Ou seja, neste caso, se você é do time do clube de tiro, pode sair matando que o perdão te espera; se, contudo, buscar a solução dos problemas do país por meio de uma ONG de direitos humanos ou se fizer uma piadinha “perigosa”, pode esperar a bala da (in) Justiça te acertar na testa – ou, na melhor das hipóteses, ser levado a uma cela para conhecer a tal “coitada da cobra”…
E se, por exemplo, um filho teu, que não foge à luta pelo bem da paz, da fraternidade e da real Justiça, resolve, daqui a pouco, “abrir a boca” contra a opressão de uma eventual ditadura?
Seria o caso de aceitar a pancadaria nele, em nome dos “valores tradicionais”, dos “ideais conservadores”? É esse mesmo o país em que se quer viver, é esse o país ideal a prepararmos hoje para nossos filhos e netos viverem amanhã?
Já passa da hora de olhar com (muita) atenção quem faz uso dos dispositivos que somente a democracia tem para tentar acabar justamente com ela; quem se diz “de família”, mas age sorrateiramente como bandido; quem usa o nome de Deus em vão, para justificar apropriação indébita, discriminação e agressões – algo francamente nada cristão.
Os protestos aqui registrados acontecem inspirados no Dia da Liberdade de Imprensa, (mal) celebrado em 3 de maio. E mal mesmo, porque o Brasil, entre 180 países, ocupa a 110ª posição no ranking que mede a condição de trabalho “livre” da imprensa, efetivado pela ONG Repórteres sem Fronteira.
O resultado indica leve avanço em relação ao ano anterior, em que o país estava em 111º, o que não chega a ser reconhecido como progresso real pela organização.
“Cada vez mais visíveis e virulentos, ataques públicos enfraquecem a profissão e incentivam processos abusivos, especialmente contra (profissionais) mulheres”, diz trecho do material. Há sete anos, o Brasil ocupava a 99ª posição do ranking.
Em situação pior, claro, somente nações abertamente “torturadas” pelo autoritarismo, como Cuba (173ª posição), Nicarágua (160ª), Venezuela (159ª) e El Salvador (112ª). Todas são mencionadas como “áreas de preocupação” pela ONG.
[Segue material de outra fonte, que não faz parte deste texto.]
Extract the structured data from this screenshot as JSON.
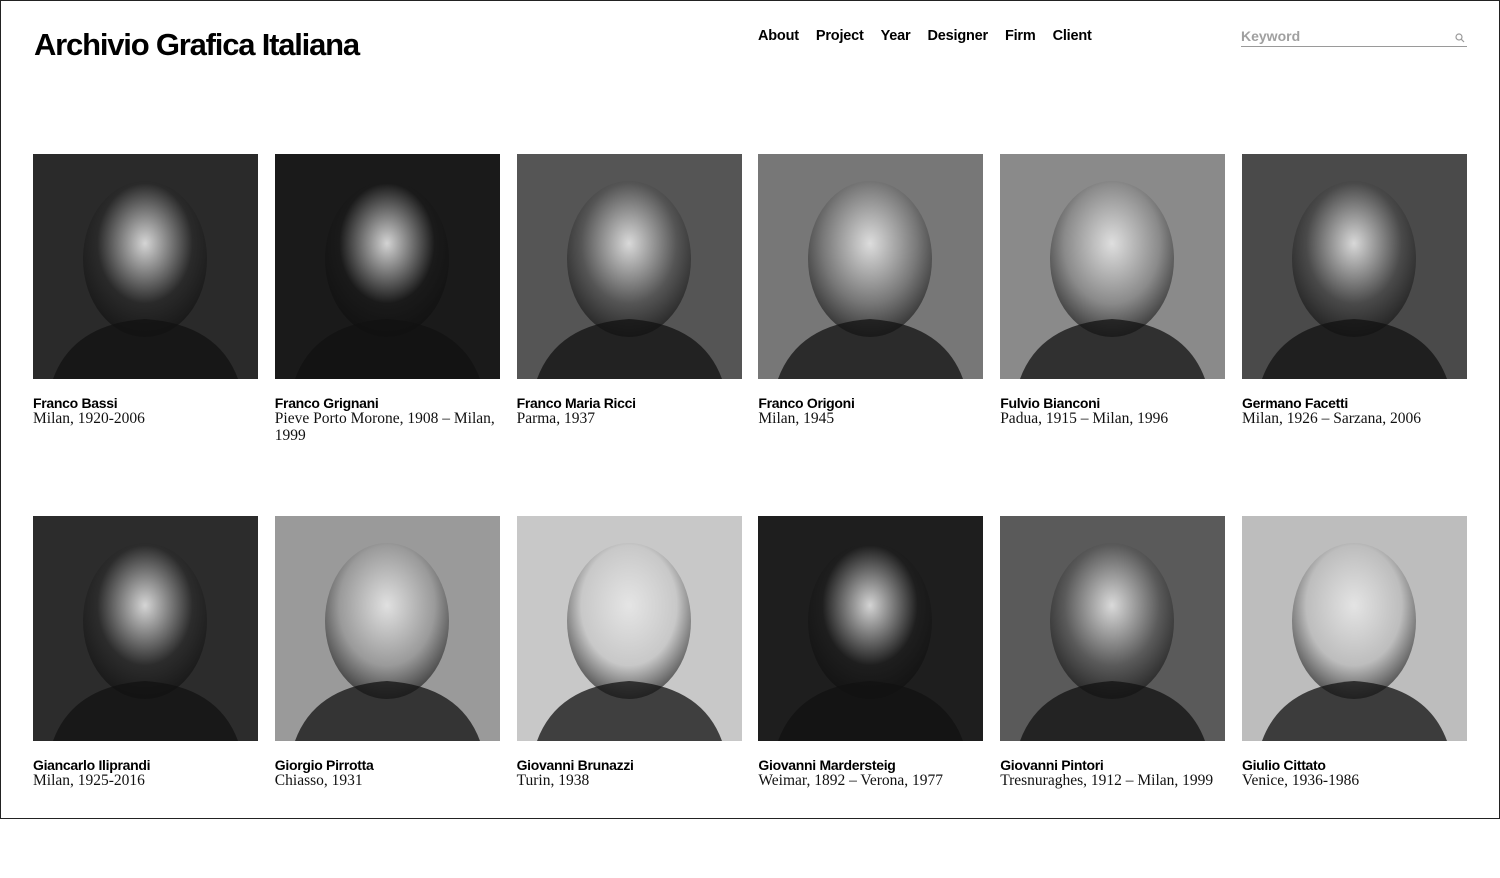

Ao todo, a entidade aponta que 73% dos 180 países avaliados a cada ano vivem cenários muito graves, difíceis ou problemáticos —o Brasil está entre estes últimos. A proporção é idêntica à da edição anterior, mas o número de nações onde a situação é muito grave (a categoria mais alta) passou de 21 para 28.
“Países que convivem com regimes autoritários ou nos quais há enfraquecimento da democracia foram destacados pela RSF, que chama a atenção para a polarização nos ambientes internacional e doméstico, estimulada pelo aumento da desinformação”, ressalta a Folha.
“A Rússia de Vladimir Putin, 155º país da lista, é um desses casos. A organização aponta que a invasão do território da vizinha Ucrânia foi orquestrada, em partes, com base em uma guerra de propaganda promovida pelo governo, o que deu novo ímpeto para cercear o trabalho da imprensa profissional”, acrescenta o jornal.
“Todos os canais de televisão independentes privados estão banidos do ar, com exceção dos canais de entretenimento a cabo”, diz o material.
“A criação de um arsenal midiático em alguns regimes autoritários priva os cidadãos de seu direito à informação e contribui para o aumento das tensões internacionais que podem levar às piores guerras”, afirmou o secretário-geral da RSF, o francês Christophe Deloire.
Em todo o mundo no ano passado, de acordo com o relatório, 25 jornalistas foram mortos e 480 estão presos atualmente — China (120), Mianmar (69) e Belarus (36) lideram em números de detenções.
Somente oito países são classificados como em boa situação em relação à liberdade de imprensa (todos democracias reais): Noruega —a líder da lista—, Dinamarca, Suécia, Estônia, Finlândia, Irlanda, Portugal, Costa Rica e Lituânia. A última do ranking é a ditadura da Coreia do Norte.
Para resumir, seria mais ou menos assim: brasileiros, vocês querem viver no futuro em uma Noruega ou na Coreia do Norte? Fica a dica para as próximas eleições.